For some reason today has been dark for me. Woke up feeling dead-eyed and hollow and although it was a lot less humid and therefore more tolerable outside, I just could not bring myself to walk but instead, worked in my garden for three hours, pulling weeds, mulching, and then planting a row of rattlesnake beans and a row of zipper peas but they were left over from last summer and I have no idea if they'll sprout or not. Beans to me seem to keep the germ of life within them forever, once they are dried, but who knows?
A few weeks ago when I made black bean soup from a recipe and was reading the comments on it, people kept talking about making sure the beans were "fresh." Dried beans. I've never considered the age of a dried bean. Have you? By their very nature, dried beans are the opposite of fresh beans. Every bean I've ever cooked has eventually softened and become delicious. I think this whole concept of fresh versus old dried beans may be bullshit unless the beans are ten years old or something.
But whether or not that translates to sprouting, we shall see.
I've been putting off going to the store but today I knew I really needed to go and I found myself in Publix having to remind myself to breathe which hasn't happened in forever. Publix is as familiar to me as my own yard but sometimes, I guess, when anxiety is abounding, anxiety can happen there as well as anywhere. I managed to get my shopping done and I also managed to avoid talking to someone I know from old hippie days which was a huge relief to me. I just couldn't do it. I reassure myself that she probably had no real desire to talk to me either and so that's not a big deal.
Maurice has been fighting again. Her right eye is swollen almost shut and she has tiny wounds on her face. I don't know if she's been fighting Jack or the other gray and white cat who desperately tries to come into the house to eat cat food and pees in the house when he does manage to slip past the guard cats and whom my neighbor has asked Glen to shoot although she's also said that if she gets a chance, she'll shoot him.
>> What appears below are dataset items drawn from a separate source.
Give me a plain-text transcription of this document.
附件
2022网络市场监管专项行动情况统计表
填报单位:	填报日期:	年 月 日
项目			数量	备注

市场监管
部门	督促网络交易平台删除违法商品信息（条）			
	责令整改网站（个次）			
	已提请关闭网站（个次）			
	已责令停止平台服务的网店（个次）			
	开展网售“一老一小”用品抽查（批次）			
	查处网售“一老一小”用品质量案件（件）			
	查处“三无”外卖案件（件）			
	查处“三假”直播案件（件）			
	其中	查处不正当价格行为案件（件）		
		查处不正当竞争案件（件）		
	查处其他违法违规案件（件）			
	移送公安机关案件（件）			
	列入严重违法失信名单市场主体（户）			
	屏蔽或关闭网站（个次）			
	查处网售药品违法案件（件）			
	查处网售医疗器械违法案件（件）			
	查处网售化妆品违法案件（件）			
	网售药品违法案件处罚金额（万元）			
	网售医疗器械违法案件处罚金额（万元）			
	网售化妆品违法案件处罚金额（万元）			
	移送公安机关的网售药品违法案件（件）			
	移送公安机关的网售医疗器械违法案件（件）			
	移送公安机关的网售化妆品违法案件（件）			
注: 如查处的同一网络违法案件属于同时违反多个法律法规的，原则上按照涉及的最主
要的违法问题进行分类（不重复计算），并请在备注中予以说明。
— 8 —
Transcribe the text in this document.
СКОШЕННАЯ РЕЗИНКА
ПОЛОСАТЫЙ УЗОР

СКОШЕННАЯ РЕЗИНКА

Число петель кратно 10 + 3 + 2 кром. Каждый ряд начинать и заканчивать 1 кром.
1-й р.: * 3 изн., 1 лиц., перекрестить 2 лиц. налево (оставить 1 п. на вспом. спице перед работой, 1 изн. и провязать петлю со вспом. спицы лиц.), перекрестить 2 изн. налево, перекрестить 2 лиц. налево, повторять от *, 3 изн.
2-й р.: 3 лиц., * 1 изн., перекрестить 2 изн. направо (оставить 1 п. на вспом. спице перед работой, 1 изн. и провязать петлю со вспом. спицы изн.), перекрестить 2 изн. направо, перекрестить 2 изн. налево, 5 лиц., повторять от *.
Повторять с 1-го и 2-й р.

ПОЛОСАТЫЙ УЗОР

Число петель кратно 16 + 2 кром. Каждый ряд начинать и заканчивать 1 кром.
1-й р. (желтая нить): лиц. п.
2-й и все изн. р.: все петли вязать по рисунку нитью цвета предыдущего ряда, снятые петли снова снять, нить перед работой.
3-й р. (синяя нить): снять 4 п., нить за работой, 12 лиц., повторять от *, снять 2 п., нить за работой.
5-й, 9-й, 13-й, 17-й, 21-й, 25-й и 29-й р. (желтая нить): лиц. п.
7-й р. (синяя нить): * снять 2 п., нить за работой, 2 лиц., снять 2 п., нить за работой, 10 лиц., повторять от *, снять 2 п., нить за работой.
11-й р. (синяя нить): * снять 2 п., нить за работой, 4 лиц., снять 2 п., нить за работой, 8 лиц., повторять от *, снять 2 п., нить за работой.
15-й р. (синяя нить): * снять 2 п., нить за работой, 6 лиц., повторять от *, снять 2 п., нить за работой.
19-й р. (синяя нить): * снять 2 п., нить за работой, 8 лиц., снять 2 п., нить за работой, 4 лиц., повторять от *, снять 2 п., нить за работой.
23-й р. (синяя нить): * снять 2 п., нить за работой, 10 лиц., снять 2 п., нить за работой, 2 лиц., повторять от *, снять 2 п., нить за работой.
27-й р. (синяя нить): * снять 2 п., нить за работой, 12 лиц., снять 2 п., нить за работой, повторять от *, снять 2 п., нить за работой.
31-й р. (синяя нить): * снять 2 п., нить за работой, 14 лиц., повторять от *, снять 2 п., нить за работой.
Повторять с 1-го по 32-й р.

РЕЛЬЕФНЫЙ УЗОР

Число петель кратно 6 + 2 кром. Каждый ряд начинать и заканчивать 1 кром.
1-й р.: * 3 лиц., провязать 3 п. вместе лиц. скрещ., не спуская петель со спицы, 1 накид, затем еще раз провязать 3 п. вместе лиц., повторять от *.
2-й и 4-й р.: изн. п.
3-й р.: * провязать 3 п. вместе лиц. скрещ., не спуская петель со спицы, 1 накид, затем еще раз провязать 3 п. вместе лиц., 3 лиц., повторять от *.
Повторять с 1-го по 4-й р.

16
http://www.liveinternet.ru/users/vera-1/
This is the neighbor who calls if she hasn't seen Jack in a few days because he visits her to get canned cat food. And she brushes Jack. With a brush. Which he reportedly loves. So if he doesn't show up for a few days, she worries.
I haven't seen that other gray and white cat for awhile though and I think that Maurice is attacking Jack or vice versa. They have been extra growly and spitty and wary when they accidentally meet up in the house lately. And of course Jack outweighs Maurice by about ten pounds (seriously) and never shows a scratch on him.
The chickens are good. I had not gotten an egg in days and almost bought some at the store today but then I remembered to look in the little shelter in the coop where the young chickens were sleeping before they moved to the regular hen house and sure enough, I found six lovely ivory eggs of various sizes.
And that's it. It seems to me that the noose around DT's neck is slowly being pulled tighter and tighter and even that thought does not thrill me. What a huge and horrible mess he's made of our country and what terrible suffering he's putting people through and even if he is removed from office I fear it is going to be decades before we can begin to really see positive, good change again.
All I can say on days like this is that if I manage to put one foot in front of the other, get the laundry done and supper on the table, I've done as much as I can possibly do.
Time to go and attempt to achieve that goal.